11.6(5) provides permission to skip language-defined checks if this
would not "have some effect on the external interactions of the
program."  Since program output is an external file, this is an
external effect per 1.1.3(8-9).

If your reply is the following, please consider it already sent:

* Trust me, GNAT is right.

* Informally, it makes sense to omit this check, since the ranges
  of the types statically match.

I'm looking for an ARM reference that makes it legal to omit the
check named in 4.6(51) in this case.  I want to understand the
specific language rule, so I can tell when it will or won't apply.

I'd appreciate email, but will also check this group for replies.
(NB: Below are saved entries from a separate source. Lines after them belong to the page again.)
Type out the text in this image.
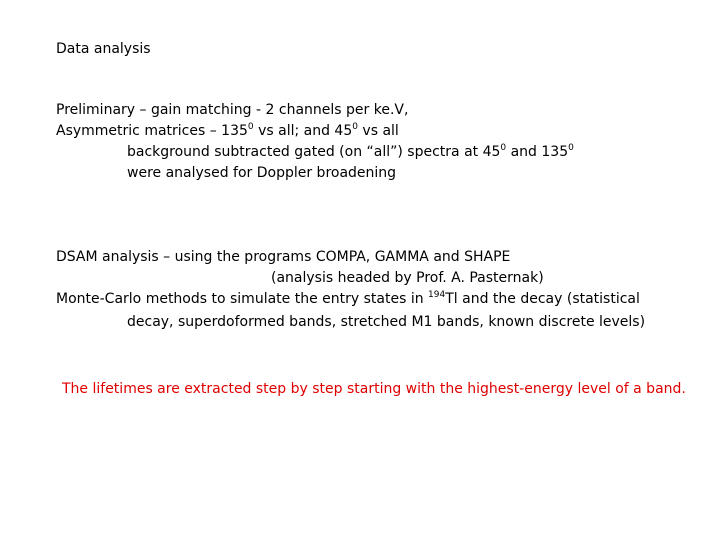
Data analysis
Preliminary – gain matching - 2 channels per ke.V,
Asymmetric matrices – $135^0$ vs all; and $45^0$ vs all
background subtracted gated (on “all”) spectra at $45^0$ and $135^0$
were analysed for Doppler broadening
DSAM analysis – using the programs COMPA, GAMMA and SHAPE
(analysis headed by Prof. A. Pasternak)
Monte-Carlo methods to simulate the entry states in $^{194}$Tl and the decay (statistical
decay, superdoformed bands, stretched M1 bands, known discrete levels)
The lifetimes are extracted step by step starting with the highest-energy level of a band.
Thanks very much for your time and attention.

Samuel Mize

-- 
Samuel Mize -- smize@imagin.net -- Team Ada
(personal net account)

Re: Why no constraint error?

[Samuel Mize]

In article <5gs20s$2g11@prime.imagin.net>,
Samuel Mize <smize@imagin.net> wrote:
>The question is, why doesn't this code raise an exception when run
>under GNAT?
>
>    pragma Normalize_Scalars;
>    with Ada.Text_Io;
>    procedure Test_Subrange_Checks is
>        type T_Source  is new Integer range 7 .. 10;
>        type T_Target is new Integer range 7 .. 10; -- identical ranges
>
>        Source: T_Source; -- initialized out of range by Normalize_Scalars
>        Target: T_Target := 10;
>    begin
>        Target := T_Target (Source);  -- no range check occurs!!!!!!!!!!
>        Ada.Text_Io.Put_Line (T_Target'Image (Target));
>    end Test_Subrange_Checks;


It turns out GNAT is right.  (No big surprise.)
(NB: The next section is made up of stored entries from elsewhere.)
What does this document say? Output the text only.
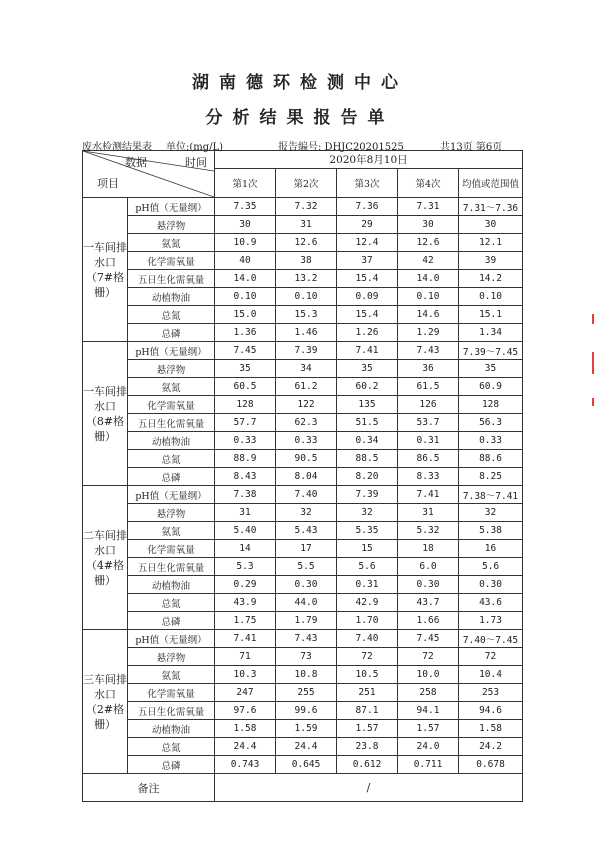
湖南德环检测中心
分析结果报告单
废水检测结果表 单位:(mg/L)	报告编号: DHJC20201525	共13页 第6页
数据 时间
项目		2020年8月10日				
		第1次	第2次	第3次	第4次	均值或范围值
一车间排水口（7#格栅）	pH值（无量纲）	7.35	7.32	7.36	7.31	7.31～7.36
	悬浮物	30	31	29	30	30
	氨氮	10.9	12.6	12.4	12.6	12.1
	化学需氧量	40	38	37	42	39
	五日生化需氧量	14.0	13.2	15.4	14.0	14.2
	动植物油	0.10	0.10	0.09	0.10	0.10
	总氮	15.0	15.3	15.4	14.6	15.1
	总磷	1.36	1.46	1.26	1.29	1.34
一车间排水口（8#格栅）	pH值（无量纲）	7.45	7.39	7.41	7.43	7.39～7.45
	悬浮物	35	34	35	36	35
	氨氮	60.5	61.2	60.2	61.5	60.9
	化学需氧量	128	122	135	126	128
	五日生化需氧量	57.7	62.3	51.5	53.7	56.3
	动植物油	0.33	0.33	0.34	0.31	0.33
	总氮	88.9	90.5	88.5	86.5	88.6
	总磷	8.43	8.04	8.20	8.33	8.25
二车间排水口（4#格栅）	pH值（无量纲）	7.38	7.40	7.39	7.41	7.38～7.41
	悬浮物	31	32	32	31	32
	氨氮	5.40	5.43	5.35	5.32	5.38
	化学需氧量	14	17	15	18	16
	五日生化需氧量	5.3	5.5	5.6	6.0	5.6
	动植物油	0.29	0.30	0.31	0.30	0.30
	总氮	43.9	44.0	42.9	43.7	43.6
	总磷	1.75	1.79	1.70	1.66	1.73
三车间排水口（2#格栅）	pH值（无量纲）	7.41	7.43	7.40	7.45	7.40～7.45
	悬浮物	71	73	72	72	72
	氨氮	10.3	10.8	10.5	10.0	10.4
	化学需氧量	247	255	251	258	253
	五日生化需氧量	97.6	99.6	87.1	94.1	94.6
	动植物油	1.58	1.59	1.57	1.57	1.58
	总氮	24.4	24.4	23.8	24.0	24.2
	总磷	0.743	0.645	0.612	0.711	0.678
备注		/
I think I've found it.  13.9.1(9) defines invalid representations;
it also states "The rules of the language outside this subclause
assume that all objects have valid representations."

So, the compiler can omit the range checks by assuming that
the data is valid.

Note that, in a similar case, an array reference can point to
any arbitrary memory location (uninitialized scalar used as
an array index).

While I understand this from an efficiency point of view, I'd
like it to be different.  Whine, whine.  One project I'm on is
auto-converting a huge base of occam code to Ada, and a number
of uninitialized integers are biting us in the tail.
(don't start, we DON'T HAVE occam on our target machine)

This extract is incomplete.